Finding a Needle in an Information Explosion
Computerized databases, genomics, high-resolution medical imaging and other scientific advances have created new research and treatment opportunities, but also one big challenge—how to extract meaningful information from massive amounts of data.
Fifty years ago, researchers had to deal with filing cabinets full of paper forms. Now they routinely deal with digital databases containing terabytes. (A terabyte is 1,000 gigabytes of information; a standard DVD can contain about 4.5 gigabytes.) That much electronic information creates problems both for computer scientists and for statisticians.
“Our group works on six or seven very large data sets, and the problem is that the size of these data sets increases exponentially over time. We now see routinely, 1 terabyte, 10 terabyes, 100 terabytes, even one petabyte,” says biostatistican Ciprian Crainiceanu.
“This challenges our ability even to manage this data,” says biostatistician Karen Bandeen-Roche. “Novel computing strategies and novel statistical strategies are needed.”

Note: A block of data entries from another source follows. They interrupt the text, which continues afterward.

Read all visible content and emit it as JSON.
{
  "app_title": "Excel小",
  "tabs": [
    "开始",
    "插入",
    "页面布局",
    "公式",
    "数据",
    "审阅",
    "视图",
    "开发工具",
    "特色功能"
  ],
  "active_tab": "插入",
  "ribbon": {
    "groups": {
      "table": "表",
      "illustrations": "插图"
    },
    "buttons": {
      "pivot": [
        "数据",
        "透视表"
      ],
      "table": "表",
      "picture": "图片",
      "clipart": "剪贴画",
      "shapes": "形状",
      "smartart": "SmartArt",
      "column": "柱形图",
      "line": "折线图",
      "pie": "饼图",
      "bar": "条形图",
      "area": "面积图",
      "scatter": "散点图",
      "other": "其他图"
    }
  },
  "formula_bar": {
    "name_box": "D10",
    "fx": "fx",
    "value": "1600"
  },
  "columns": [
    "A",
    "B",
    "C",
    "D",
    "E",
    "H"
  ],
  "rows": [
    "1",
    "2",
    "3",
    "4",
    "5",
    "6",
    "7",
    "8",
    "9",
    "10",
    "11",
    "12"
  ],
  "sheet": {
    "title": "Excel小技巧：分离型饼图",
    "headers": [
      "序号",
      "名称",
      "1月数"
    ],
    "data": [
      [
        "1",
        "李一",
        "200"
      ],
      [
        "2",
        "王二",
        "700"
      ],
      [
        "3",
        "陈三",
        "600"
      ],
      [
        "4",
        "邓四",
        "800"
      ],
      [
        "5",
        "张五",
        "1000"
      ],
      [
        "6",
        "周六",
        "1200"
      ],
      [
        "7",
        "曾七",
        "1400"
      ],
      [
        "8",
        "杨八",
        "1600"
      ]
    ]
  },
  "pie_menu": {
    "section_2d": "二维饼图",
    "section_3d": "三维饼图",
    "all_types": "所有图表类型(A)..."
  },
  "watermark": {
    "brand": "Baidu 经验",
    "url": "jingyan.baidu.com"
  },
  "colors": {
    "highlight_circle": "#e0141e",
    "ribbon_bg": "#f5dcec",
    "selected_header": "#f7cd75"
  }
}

Researchers working in genomics and proteomics have to track tens of thousands of data points per individual. Medical scans generate hundreds of thousands of pixels of data. And as electronic medical databases are compiled and networked, huge sets of medical records are becoming available for research.

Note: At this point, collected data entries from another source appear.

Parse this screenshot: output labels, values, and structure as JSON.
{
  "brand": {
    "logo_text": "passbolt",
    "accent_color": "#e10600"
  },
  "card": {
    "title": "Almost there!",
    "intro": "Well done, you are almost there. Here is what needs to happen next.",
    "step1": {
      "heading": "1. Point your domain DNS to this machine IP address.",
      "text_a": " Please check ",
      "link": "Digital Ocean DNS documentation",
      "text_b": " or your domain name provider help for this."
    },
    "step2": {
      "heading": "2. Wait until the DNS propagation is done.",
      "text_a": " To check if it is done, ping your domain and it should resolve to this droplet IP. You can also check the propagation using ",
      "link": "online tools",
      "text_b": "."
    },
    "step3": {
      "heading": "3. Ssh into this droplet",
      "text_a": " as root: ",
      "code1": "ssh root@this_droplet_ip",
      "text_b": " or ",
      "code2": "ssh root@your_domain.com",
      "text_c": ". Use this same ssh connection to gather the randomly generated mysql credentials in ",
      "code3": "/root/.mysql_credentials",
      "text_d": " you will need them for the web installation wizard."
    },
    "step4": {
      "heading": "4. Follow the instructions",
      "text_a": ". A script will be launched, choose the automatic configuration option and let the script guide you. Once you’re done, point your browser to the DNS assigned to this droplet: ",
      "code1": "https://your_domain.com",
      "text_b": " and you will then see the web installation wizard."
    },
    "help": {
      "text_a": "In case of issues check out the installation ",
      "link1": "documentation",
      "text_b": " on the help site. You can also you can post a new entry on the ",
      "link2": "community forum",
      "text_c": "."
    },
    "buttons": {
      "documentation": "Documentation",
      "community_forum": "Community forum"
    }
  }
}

This much data can overwhelm standard statistical packages, which weren’t designed to deal with such enormous datasets. It can also challenge a researcher looking for real relationships in the mass of data. “How does one tease out scientifically important effects from statistically significant effects?” asks Bandeen-Roche. Complicating the challenge is the genesis of the data collected: “Many large data resources are not collected with the scientific ends to which they may be applied explicitly in mind,” she says.

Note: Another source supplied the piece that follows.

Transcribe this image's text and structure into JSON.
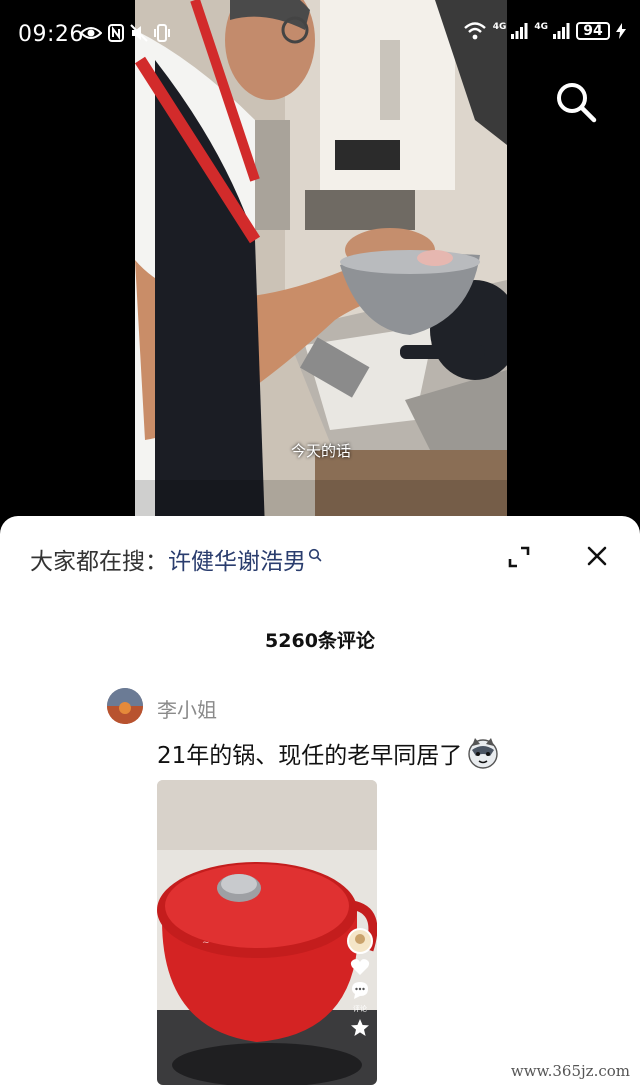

Researchers have had to deal with big datasets for years in fields such as astronomy and genomics, says biostatistician Rafael Irizarry. But the issue of huge datasets has since become more general.
Statisticians and computer scientists are beginning to team up to tackle the problem, and they are even crossing disciplines. For example, predicting health outcomes from medical imaging datasets and predicting individual movie preferences based on a database of other viewers’ choices might have some techniques in common, says Irizarry.
One thing’s for sure, says Crainiceanu: More researchers who specialize in such problems are needed. “There are very few people who think from the perspective of analyzing large datasets,” he says. “[There] is a lack of well-qualified people in this area.”